When Garrett Page stepped up to begin his approach in the 10th frame Thursday, he knew what needed to be done.
“I had to get two strikes,” the Centennial junior said. “That was the biggest pressure for me.”
On his final roll, Page hit the pocket for his third consecutive strike to top Tech’s Dallas Leong 199-192 in the final of the MVP Tournament at The Orleans.
“This is amazing,” said Page, who helped the Bulldogs win the Division I state title Feb. 1. “I personally thought I was going to lose the last game, but it was fun.”
Silverado’s Michelle Matsumoto defeated Bonanza’s Ashlee McKenna 251-229 in the girls final.
The event showcased the top 146 bowlers — 74 boys and 72 girls — from 33 area high schools. A four-game scratch qualifier whittled the field down to five boys and five girls to compete in a stepladder finals format. The winners were awarded $4,000 in scholarships, with both the sixth-place bowlers and the two non-finalists with the highest individual games also earning awards.
Page rolled a 996 in the qualifying round to earn the top seed. He overcame a tough-luck split in the fifth frame of the final to mark his final five frames.
“You have to have a short memory in bowling,” said Page, who claimed the $750 prize. “This scholarship is going to be very helpful for me. It’s college. This pays for a couple of classes.”
Leong, the fifth seed, won three consecutive head-to-head games to reach the title game.
On the girls side, Matsumoto rolled nine strikes en route to the top spot. The sophomore, who helped the Skyhawks capture the state title this year, was stunned by her performance.
“I’m really excited,” she said. “It’s still a little mind-boggling and shocking. I can’t really comprehend it.
It means a lot to me. I wasn’t really expecting it. I was hoping for maybe fifth place. First is just really amazing.”
After posting an 857 series in the qualifier, Matsumoto outlasted Gabrielle Turner of Palo Verde in a two-frame roll-off to meet McKenna in the final. Matsumoto said the pressures of performing well in an individual setting upstaged the anxieties of the state tournament.

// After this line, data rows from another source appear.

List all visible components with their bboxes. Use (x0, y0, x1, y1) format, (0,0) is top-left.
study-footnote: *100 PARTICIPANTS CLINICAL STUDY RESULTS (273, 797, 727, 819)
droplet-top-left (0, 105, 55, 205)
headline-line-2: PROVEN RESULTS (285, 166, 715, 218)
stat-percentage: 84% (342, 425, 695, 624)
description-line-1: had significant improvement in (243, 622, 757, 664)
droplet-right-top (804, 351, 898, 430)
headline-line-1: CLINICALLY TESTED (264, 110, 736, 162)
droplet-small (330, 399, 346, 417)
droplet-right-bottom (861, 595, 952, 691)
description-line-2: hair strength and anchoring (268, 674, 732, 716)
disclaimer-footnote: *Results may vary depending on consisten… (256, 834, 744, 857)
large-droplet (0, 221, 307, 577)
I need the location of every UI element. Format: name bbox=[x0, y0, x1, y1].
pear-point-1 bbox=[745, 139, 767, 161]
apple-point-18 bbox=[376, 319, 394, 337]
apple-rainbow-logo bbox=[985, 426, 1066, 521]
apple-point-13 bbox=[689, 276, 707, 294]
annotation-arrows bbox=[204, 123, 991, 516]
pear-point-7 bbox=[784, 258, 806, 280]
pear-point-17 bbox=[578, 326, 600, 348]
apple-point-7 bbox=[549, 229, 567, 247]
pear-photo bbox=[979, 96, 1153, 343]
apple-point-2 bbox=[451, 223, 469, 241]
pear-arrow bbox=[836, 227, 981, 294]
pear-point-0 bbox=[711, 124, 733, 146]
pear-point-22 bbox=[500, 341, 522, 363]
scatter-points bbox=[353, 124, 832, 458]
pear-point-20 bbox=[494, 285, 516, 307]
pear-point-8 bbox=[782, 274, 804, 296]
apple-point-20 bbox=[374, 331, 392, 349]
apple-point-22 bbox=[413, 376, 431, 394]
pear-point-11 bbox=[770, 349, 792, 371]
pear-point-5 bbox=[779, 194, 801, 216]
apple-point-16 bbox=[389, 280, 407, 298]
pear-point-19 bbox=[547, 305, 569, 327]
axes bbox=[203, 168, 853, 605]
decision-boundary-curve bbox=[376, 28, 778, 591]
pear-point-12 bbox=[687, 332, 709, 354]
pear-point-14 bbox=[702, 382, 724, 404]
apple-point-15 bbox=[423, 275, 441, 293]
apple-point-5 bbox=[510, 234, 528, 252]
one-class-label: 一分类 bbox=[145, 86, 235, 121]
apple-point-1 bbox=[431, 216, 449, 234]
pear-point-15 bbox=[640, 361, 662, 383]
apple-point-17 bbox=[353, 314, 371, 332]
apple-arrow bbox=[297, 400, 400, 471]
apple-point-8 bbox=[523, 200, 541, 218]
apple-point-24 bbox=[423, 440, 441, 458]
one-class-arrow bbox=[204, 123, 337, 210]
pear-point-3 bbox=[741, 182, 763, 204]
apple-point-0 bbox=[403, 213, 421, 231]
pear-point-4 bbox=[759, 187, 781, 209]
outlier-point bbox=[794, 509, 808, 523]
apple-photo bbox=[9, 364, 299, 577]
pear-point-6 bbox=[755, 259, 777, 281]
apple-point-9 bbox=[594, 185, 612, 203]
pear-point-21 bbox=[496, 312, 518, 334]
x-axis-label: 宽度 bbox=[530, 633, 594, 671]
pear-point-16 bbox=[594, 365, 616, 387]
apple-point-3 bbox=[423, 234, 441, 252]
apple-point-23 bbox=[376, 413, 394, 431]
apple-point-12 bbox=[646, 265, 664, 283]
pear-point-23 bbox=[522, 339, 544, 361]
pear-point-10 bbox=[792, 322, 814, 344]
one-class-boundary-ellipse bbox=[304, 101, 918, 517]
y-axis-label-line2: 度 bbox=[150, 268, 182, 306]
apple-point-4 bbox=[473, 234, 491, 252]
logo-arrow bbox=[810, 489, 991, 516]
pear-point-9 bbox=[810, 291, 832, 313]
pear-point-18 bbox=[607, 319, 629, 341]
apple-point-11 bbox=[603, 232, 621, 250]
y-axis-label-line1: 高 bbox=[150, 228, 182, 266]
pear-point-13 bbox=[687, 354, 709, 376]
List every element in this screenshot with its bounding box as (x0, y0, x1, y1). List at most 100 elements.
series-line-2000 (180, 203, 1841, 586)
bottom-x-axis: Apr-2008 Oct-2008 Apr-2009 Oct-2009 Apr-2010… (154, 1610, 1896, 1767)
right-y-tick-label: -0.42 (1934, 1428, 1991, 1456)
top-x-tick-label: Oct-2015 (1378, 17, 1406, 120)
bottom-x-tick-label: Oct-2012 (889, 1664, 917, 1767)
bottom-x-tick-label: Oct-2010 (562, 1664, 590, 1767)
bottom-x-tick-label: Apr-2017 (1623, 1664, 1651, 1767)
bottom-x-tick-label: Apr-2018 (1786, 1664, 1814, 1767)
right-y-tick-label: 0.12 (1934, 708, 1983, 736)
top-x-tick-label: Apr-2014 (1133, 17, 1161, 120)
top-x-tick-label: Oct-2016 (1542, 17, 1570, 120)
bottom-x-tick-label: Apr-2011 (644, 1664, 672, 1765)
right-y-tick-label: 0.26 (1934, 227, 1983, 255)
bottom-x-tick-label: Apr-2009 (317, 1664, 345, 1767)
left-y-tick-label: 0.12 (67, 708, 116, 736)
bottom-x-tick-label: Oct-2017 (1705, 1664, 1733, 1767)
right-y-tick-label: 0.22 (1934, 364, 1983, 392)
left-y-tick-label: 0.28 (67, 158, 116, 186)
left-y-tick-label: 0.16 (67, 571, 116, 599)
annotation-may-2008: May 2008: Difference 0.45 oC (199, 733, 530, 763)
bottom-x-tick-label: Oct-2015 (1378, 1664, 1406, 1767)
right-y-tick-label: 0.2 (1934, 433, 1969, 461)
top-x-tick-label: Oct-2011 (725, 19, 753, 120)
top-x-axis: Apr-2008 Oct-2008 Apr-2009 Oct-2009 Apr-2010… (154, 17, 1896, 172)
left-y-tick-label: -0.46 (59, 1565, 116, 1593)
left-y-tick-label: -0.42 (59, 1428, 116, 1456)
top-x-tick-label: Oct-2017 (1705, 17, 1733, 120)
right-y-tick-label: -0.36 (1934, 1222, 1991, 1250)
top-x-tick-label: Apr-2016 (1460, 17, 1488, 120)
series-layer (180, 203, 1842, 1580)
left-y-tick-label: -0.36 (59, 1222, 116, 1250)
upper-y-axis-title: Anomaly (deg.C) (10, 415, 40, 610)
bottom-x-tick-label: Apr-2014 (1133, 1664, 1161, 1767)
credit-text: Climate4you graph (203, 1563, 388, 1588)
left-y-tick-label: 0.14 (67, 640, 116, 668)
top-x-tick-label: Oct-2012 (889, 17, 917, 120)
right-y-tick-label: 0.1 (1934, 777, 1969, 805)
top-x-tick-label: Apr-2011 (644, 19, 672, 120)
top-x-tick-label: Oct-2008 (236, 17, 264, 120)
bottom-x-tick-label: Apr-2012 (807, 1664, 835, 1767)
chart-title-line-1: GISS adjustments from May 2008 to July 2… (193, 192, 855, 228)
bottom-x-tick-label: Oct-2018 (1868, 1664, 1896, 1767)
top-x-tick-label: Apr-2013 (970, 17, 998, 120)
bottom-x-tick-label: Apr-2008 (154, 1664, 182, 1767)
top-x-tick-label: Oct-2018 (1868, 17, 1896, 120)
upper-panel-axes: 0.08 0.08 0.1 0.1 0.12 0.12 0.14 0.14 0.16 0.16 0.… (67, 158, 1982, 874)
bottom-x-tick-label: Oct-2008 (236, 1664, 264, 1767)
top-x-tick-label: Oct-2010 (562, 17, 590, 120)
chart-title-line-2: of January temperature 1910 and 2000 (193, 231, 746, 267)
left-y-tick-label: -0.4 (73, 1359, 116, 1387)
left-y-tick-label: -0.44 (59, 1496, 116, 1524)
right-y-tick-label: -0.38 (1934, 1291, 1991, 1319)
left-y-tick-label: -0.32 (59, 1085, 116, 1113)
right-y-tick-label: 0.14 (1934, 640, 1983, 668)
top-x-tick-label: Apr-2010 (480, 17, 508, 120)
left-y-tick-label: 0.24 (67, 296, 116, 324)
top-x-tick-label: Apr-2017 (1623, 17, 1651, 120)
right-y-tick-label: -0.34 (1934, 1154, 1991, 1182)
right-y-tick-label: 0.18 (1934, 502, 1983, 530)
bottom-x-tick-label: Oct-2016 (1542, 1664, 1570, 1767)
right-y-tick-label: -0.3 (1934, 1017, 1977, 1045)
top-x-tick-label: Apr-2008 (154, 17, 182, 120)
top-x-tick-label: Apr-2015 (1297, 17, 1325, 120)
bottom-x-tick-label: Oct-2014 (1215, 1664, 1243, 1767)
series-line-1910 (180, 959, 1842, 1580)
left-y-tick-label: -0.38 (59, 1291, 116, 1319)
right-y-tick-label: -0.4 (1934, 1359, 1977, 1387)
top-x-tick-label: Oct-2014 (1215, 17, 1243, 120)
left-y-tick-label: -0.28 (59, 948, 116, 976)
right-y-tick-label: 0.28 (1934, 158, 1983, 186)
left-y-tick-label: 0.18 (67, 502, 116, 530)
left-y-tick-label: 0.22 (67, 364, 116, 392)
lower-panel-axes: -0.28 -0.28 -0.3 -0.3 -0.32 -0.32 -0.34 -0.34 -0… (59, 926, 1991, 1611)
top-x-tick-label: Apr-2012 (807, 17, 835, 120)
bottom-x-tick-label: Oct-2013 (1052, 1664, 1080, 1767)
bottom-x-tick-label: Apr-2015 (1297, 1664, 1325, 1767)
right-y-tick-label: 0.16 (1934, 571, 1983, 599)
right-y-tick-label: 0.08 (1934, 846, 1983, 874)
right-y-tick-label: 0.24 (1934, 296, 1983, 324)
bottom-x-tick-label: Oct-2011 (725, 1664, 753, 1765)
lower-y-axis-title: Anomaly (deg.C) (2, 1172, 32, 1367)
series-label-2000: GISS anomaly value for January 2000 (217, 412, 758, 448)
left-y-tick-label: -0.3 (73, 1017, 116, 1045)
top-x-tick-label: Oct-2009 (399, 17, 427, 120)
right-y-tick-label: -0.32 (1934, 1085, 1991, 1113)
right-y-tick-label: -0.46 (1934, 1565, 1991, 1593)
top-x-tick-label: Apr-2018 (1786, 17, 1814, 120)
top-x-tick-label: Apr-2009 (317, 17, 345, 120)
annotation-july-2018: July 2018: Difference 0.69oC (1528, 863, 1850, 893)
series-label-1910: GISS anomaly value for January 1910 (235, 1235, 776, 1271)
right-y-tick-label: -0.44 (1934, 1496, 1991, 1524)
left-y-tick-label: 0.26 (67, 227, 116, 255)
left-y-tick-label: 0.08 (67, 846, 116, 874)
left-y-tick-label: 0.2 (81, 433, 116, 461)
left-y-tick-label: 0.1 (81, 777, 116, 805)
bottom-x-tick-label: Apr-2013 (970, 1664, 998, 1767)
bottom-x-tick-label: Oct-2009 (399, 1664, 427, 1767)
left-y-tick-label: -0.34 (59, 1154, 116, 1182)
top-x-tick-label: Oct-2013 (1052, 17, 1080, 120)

“This means a little more because I did it on my own,” she said. “I was just so scared during the whole thing. It was nerve-racking. There were a lot of people. It puts a lot of pressure on you knowing it’s just one-on-one.”
Basic’s Joshua Reill and Cimarron-Memorial’s Jenna Graydon each placed sixth in qualifiers and Sierra Vista’s Russell Reyes (248) and Eldorado’s Shyanne Dase (244) posted the highest scores of the non-qualifiers.